I haven’t heard anyone mention the most obvious possibility for framerate death here…What is the poly count on the objects you are importing? You say you are importing several objects, spheres, cubes etc. If you are importing objects that contain spheres that were generated in 3dstudio or some modeling package, your poly count is probably really high (for real-time rendering on something like a GF2MX) When I first started importing 3d models I noticed that poly counts seemed unnecessarily high. You have to carefully manage your polygon budget when you are doing the modeling.
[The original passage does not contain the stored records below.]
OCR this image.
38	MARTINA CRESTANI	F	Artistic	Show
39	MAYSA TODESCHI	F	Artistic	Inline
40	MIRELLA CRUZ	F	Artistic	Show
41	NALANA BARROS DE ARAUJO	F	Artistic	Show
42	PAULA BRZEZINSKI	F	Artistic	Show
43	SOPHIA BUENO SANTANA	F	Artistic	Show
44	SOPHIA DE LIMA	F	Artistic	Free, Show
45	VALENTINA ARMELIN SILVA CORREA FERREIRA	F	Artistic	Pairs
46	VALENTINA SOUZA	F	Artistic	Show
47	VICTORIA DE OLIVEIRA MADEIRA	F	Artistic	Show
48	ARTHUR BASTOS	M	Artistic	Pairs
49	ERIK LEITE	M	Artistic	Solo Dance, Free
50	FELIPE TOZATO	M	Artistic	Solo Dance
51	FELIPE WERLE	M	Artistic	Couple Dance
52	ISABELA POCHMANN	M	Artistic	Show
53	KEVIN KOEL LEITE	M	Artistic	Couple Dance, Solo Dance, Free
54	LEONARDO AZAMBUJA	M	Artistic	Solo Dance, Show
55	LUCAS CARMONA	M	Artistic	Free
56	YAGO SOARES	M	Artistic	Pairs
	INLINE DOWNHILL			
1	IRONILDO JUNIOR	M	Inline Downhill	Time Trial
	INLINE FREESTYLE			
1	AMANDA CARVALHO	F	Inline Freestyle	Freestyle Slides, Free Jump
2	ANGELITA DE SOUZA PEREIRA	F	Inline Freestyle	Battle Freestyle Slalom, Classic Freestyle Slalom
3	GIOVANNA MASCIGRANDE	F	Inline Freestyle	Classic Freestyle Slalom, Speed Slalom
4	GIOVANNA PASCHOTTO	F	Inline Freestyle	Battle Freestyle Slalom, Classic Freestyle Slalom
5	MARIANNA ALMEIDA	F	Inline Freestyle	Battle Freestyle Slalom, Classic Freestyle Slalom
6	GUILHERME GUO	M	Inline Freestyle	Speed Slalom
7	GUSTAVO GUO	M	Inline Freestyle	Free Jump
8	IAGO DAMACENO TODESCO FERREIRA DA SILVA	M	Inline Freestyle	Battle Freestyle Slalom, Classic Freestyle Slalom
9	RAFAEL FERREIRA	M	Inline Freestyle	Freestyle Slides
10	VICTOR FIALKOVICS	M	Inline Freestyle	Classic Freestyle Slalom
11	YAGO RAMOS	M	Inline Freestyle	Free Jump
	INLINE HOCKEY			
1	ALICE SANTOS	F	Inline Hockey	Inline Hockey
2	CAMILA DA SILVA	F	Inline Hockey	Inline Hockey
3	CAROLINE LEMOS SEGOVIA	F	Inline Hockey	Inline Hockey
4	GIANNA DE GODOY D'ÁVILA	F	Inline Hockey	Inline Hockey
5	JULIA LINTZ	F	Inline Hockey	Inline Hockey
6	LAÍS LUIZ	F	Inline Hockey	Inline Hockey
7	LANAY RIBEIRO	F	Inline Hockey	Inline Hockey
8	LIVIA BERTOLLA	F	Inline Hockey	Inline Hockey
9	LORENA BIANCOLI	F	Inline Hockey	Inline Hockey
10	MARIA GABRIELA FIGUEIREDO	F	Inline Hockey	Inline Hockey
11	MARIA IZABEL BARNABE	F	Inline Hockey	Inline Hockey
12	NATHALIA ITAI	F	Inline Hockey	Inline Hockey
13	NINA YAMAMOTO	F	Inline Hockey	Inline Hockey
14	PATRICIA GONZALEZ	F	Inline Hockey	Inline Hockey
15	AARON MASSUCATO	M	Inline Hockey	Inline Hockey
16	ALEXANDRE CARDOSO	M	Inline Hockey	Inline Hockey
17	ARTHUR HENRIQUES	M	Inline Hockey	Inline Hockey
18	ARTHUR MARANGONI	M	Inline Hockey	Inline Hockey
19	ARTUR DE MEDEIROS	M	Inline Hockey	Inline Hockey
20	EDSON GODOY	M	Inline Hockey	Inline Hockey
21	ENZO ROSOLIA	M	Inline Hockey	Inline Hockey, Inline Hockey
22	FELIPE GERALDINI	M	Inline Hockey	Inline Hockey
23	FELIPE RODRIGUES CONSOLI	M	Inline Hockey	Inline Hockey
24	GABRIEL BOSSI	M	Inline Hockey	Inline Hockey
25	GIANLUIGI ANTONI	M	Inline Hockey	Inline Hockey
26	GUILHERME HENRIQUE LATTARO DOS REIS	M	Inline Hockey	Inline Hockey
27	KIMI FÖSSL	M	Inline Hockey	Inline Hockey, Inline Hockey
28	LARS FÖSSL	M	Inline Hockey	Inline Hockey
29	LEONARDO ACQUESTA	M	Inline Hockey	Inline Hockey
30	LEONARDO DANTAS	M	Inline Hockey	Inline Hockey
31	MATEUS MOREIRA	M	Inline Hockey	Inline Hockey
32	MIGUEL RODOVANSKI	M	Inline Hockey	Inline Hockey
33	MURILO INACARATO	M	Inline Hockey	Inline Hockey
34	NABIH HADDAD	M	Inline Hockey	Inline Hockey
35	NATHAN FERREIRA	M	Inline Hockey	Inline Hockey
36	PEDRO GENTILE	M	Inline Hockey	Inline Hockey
Originally posted by GHoST:
I haven’t heard anyone mention the most obvious possibility for framerate death here…What is the poly count on the objects you are importing? You say you are importing several objects, spheres, cubes etc. If you are importing objects that contain spheres that were generated in 3dstudio or some modeling package, your poly count is probably really high (for real-time rendering on something like a GF2MX) When I first started importing 3d models I noticed that poly counts seemed unnecessarily high. You have to carefully manage your polygon budget when you are doing the modeling.

GHoST: " When I first started importing 3d models I noticed that poly counts seemed unnecessarily high"

I know ! My poly count is not important ! 3DSM creates at beginning spheres with a lot of polygons…But you can reduce this count…

My problem isn’t here !

Hmmm, well I figured it was worth mentioning. Ok, then you should do as Olive suggested and test for extensions… NeHe has a tutorial that will output a list off all detected extensions in a graphical format.
Here is the link: http://nehe.gamedev.net/tutorials/lesson25.asp

Run that, and if it comes back with 30 or so, you are set up for hardware acceleration. If you only get like 3, than something is wrong with your gl libraries or your video card drivers. Hardware acceleration should be “automatic” if you have proper libraries and drivers.

Just out of curiosity, what is your poly count? If your rendering code isn’t heavily optimized, you’d be surprised how fast you can bog your machine down.